The final sample consists of 48 ETFs that track 20 different benchmark indices: 21 are traditional ETFs and 27 use a synthetic replication method. Providers comprise Blackrock (iShares),
Sociétè Générale (Lyxor), Deutsche Bank (db x-trackers), State Street Global Advisors, BBVA, UBS, Amundi, EasyEtf, Powershares, and Credit Suisse. The replication method, as well as total
expense ratio (TER) and other characteristics are acquired from the fund prospectuses. The funds are domiciled in Ireland, France, Spain, and Luxembourg. This sample is one of the most diverse for ETFs in the academic literature in terms of the benchmark indices, the providers and the
replication strategies included. Table 1 reports the profiles of the 48 ETFs, including the name, replication method, net or gross benchmark index, primary listing, inception date, and total expense ratio (TER).
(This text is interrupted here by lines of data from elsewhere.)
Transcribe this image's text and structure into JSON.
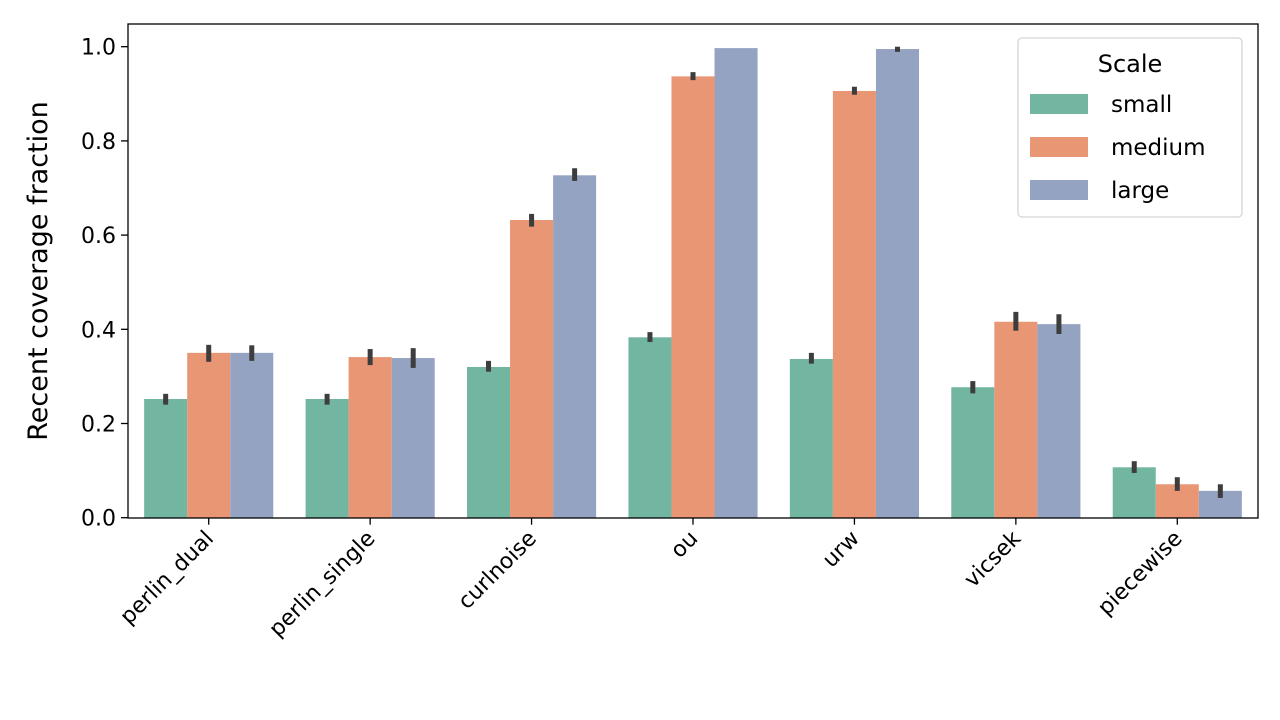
{
  "chart_data": {
    "type": "bar",
    "title": "",
    "xlabel": "",
    "ylabel": "Recent coverage fraction",
    "ylim": [
      0,
      1.05
    ],
    "yticks": [
      "0.0",
      "0.2",
      "0.4",
      "0.6",
      "0.8",
      "1.0"
    ],
    "grid": false,
    "categories": [
      "perlin_dual",
      "perlin_single",
      "curlnoise",
      "ou",
      "urw",
      "vicsek",
      "piecewise"
    ],
    "legend": {
      "title": "Scale",
      "placement": "top-right"
    },
    "series": [
      {
        "name": "small",
        "color": "#72b6a1",
        "values": [
          0.252,
          0.252,
          0.32,
          0.383,
          0.337,
          0.277,
          0.107
        ],
        "ci": [
          [
            0.24,
            0.263
          ],
          [
            0.24,
            0.263
          ],
          [
            0.31,
            0.333
          ],
          [
            0.373,
            0.394
          ],
          [
            0.327,
            0.35
          ],
          [
            0.264,
            0.29
          ],
          [
            0.095,
            0.12
          ]
        ]
      },
      {
        "name": "medium",
        "color": "#e99675",
        "values": [
          0.35,
          0.341,
          0.632,
          0.937,
          0.906,
          0.416,
          0.071
        ],
        "ci": [
          [
            0.331,
            0.367
          ],
          [
            0.324,
            0.358
          ],
          [
            0.618,
            0.645
          ],
          [
            0.929,
            0.946
          ],
          [
            0.898,
            0.915
          ],
          [
            0.397,
            0.437
          ],
          [
            0.057,
            0.086
          ]
        ]
      },
      {
        "name": "large",
        "color": "#95a3c3",
        "values": [
          0.35,
          0.339,
          0.727,
          0.997,
          0.995,
          0.411,
          0.057
        ],
        "ci": [
          [
            0.333,
            0.366
          ],
          [
            0.318,
            0.36
          ],
          [
            0.715,
            0.742
          ],
          [
            0.997,
            0.997
          ],
          [
            0.989,
            1.0
          ],
          [
            0.39,
            0.432
          ],
          [
            0.042,
            0.071
          ]
        ]
      }
    ]
  }
}
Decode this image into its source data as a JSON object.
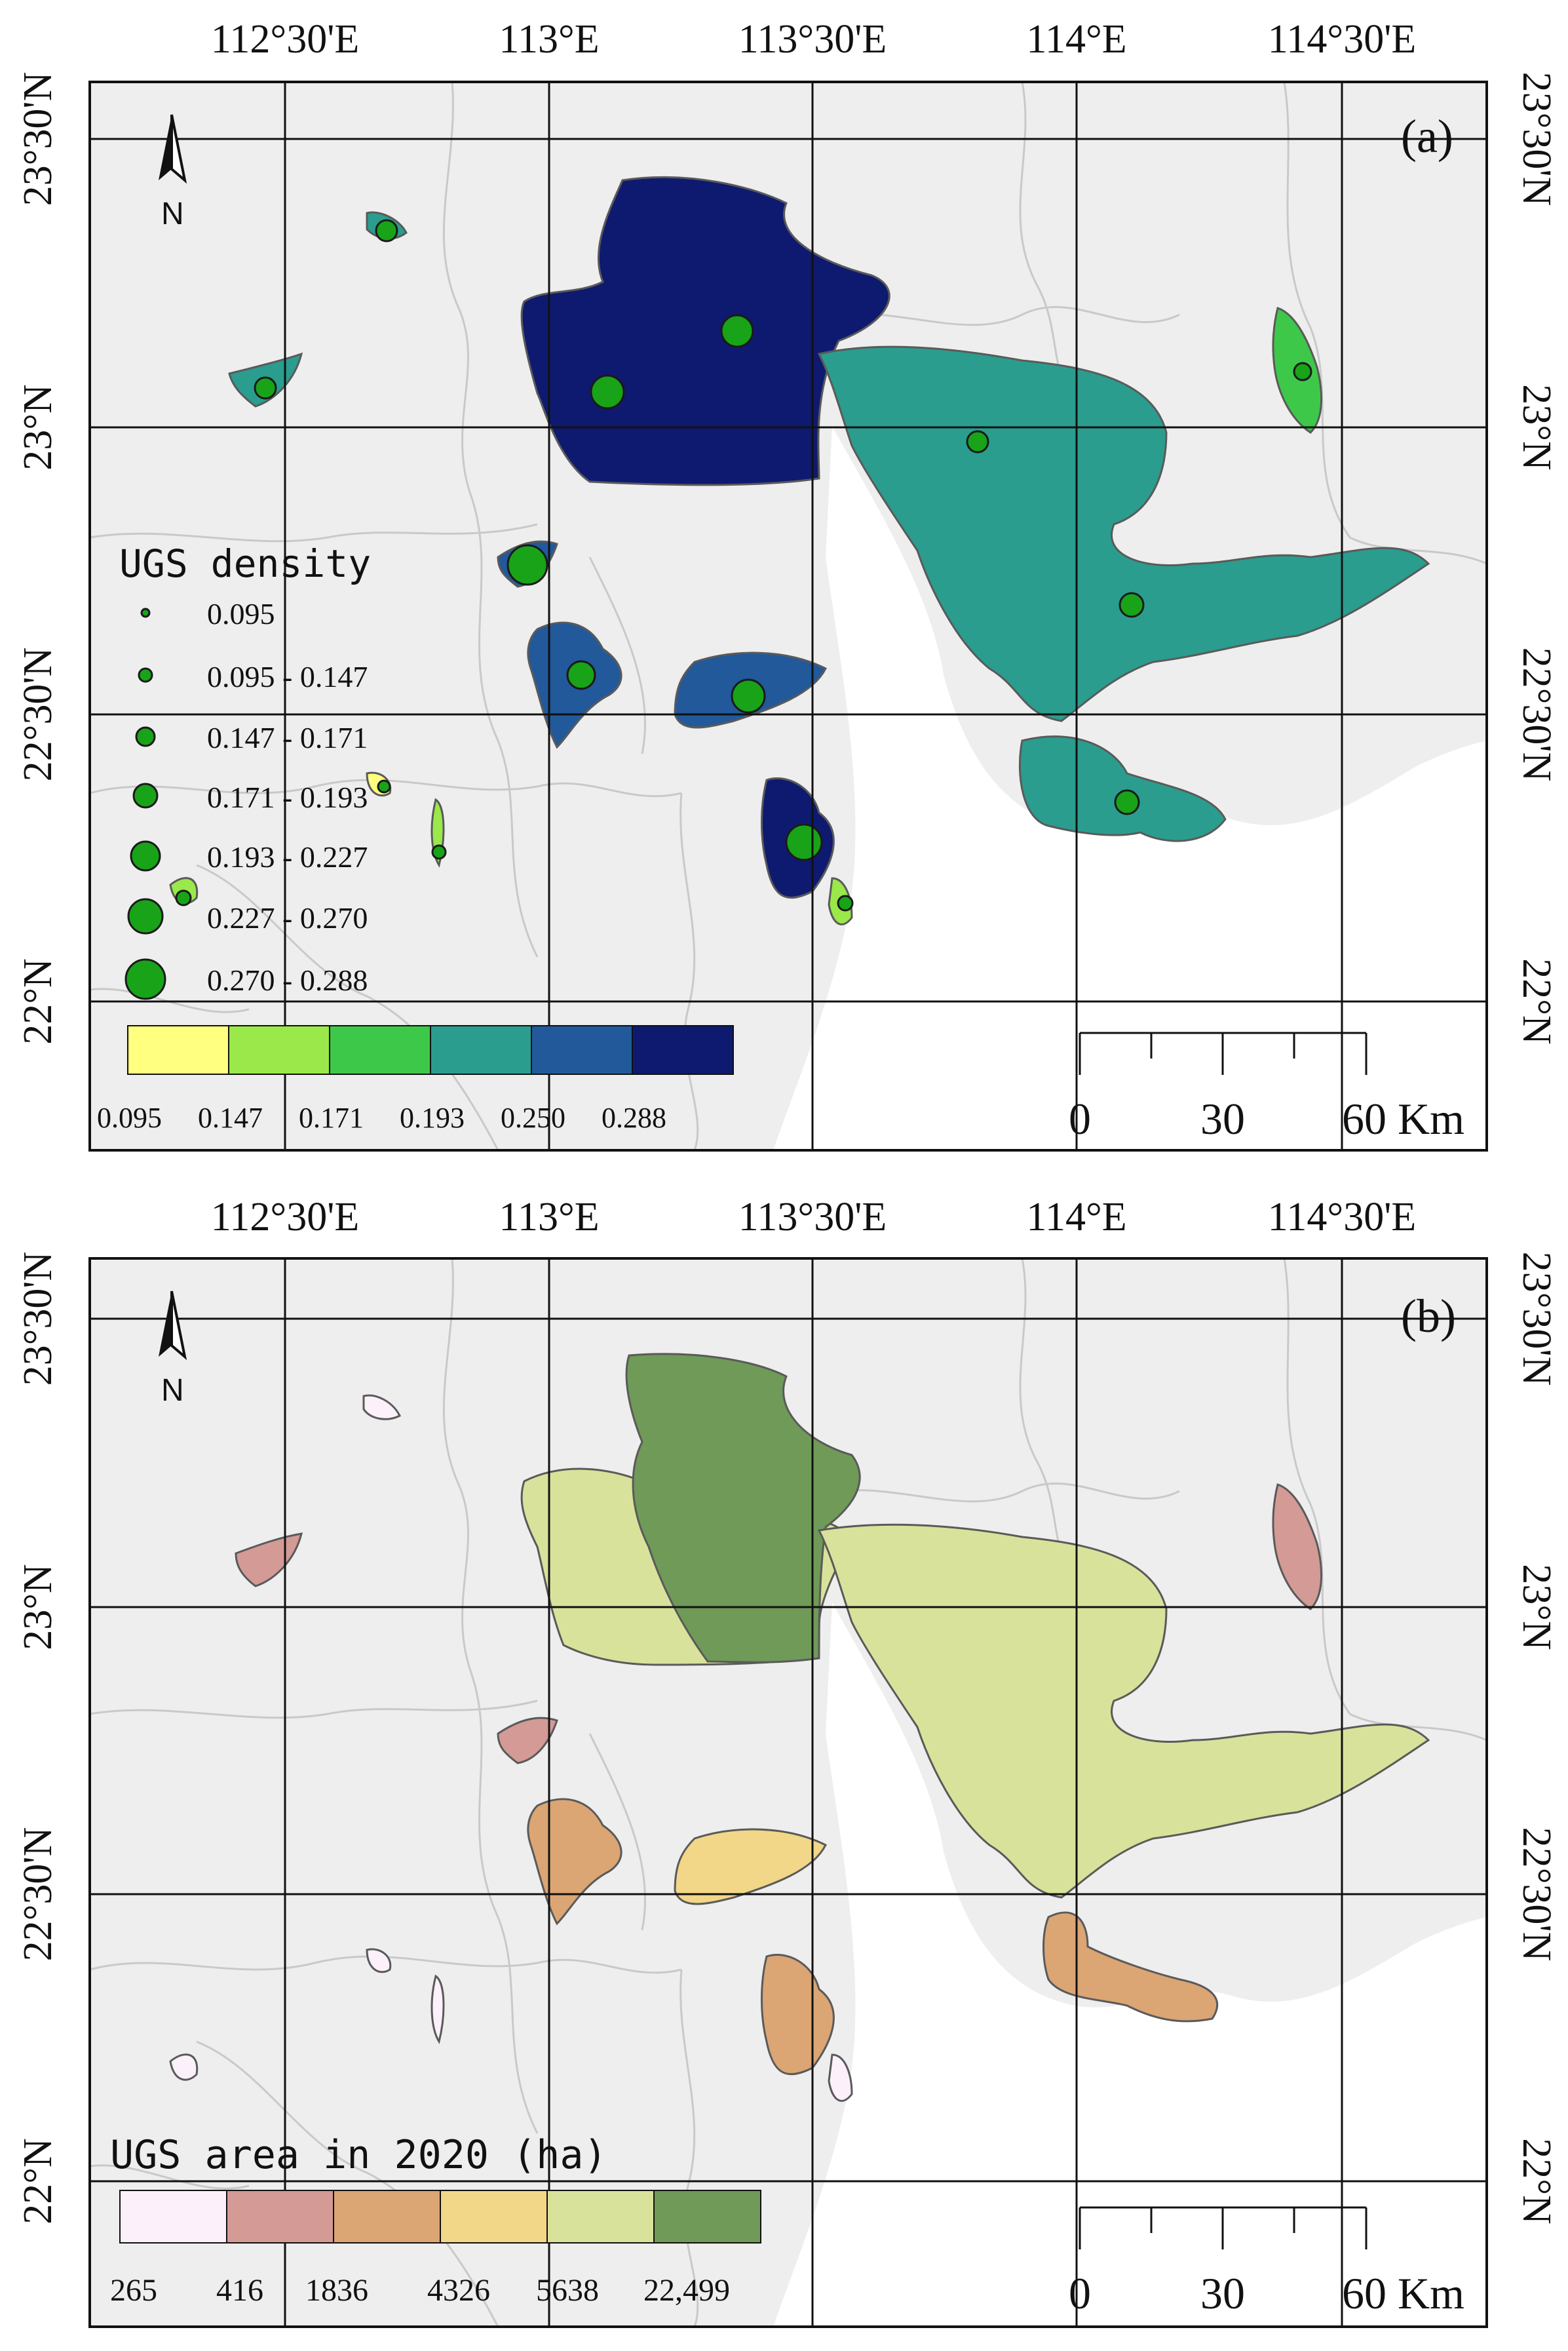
{
  "axes": {
    "lon_labels": [
      "112°30'E",
      "113°E",
      "113°30'E",
      "114°E",
      "114°30'E"
    ],
    "lat_labels": [
      "23°30'N",
      "23°N",
      "22°30'N",
      "22°N"
    ]
  },
  "north_arrow": {
    "label": "N"
  },
  "scale_bar": {
    "labels": [
      "0",
      "30",
      "60 Km"
    ]
  },
  "colors": {
    "land": "#eeeeee",
    "outside": "#ffffff",
    "boundary": "#c9c9c9",
    "water_ramp_a": [
      "#ffff80",
      "#9ae84a",
      "#3ec84a",
      "#2a9d8f",
      "#21599b",
      "#0e1a6f"
    ],
    "point_fill": "#18a318",
    "ramp_b": [
      "#fcf0fb",
      "#d49a96",
      "#dba574",
      "#f1d787",
      "#d9e29a",
      "#6f9a58"
    ]
  },
  "panel_a": {
    "tag": "(a)",
    "legend_title": "UGS density",
    "classes": [
      "0.095",
      "0.095 - 0.147",
      "0.147 - 0.171",
      "0.171 - 0.193",
      "0.193 - 0.227",
      "0.227 - 0.270",
      "0.270 - 0.288"
    ],
    "ramp_labels": [
      "0.095",
      "0.147",
      "0.171",
      "0.193",
      "0.250",
      "0.288"
    ]
  },
  "panel_b": {
    "tag": "(b)",
    "legend_title": "UGS area in 2020 (ha)",
    "ramp_labels": [
      "265",
      "416",
      "1836",
      "4326",
      "5638",
      "22,499"
    ]
  }
}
For the other three regressions that test the significance of the determinants of the tracking error measured by TEAAD,TESDRD and TESER, the coefficients on TER are statistically indistinguishable from zero. Thus, while fund expenses generate the tracking error measured by
TERD, i.e., reduce the performance of the ETF, they do not generate variability of the return differences of the ETF. The coefficient on SYNT is negative and significant. This also confirms the descriptive statistics. Synthetic ETFs are more efficient in tracking benchmark indices because they generate a lower tracking errors compared to traditional ETFs. The coefficients on OPT and EMERG are positive and significant, that shows ETFs that track the underlying benchmark by holding a subset of the constituent securities and ETFs that track emerging-market indices, generate a higher tracking error. The coefficient on the interaction term SYNT × EMERG is negative and statistically significant as expected. It shows that synthetic ETFs are more efficient when tracking emerging markets benchmark indices compared to the ETFs that follow a traditional replication method. Finally, the coefficients on the dummy variables LU, FR, and ES are significant. Therefore the domicile of the fund is significant in explaining the tracking error.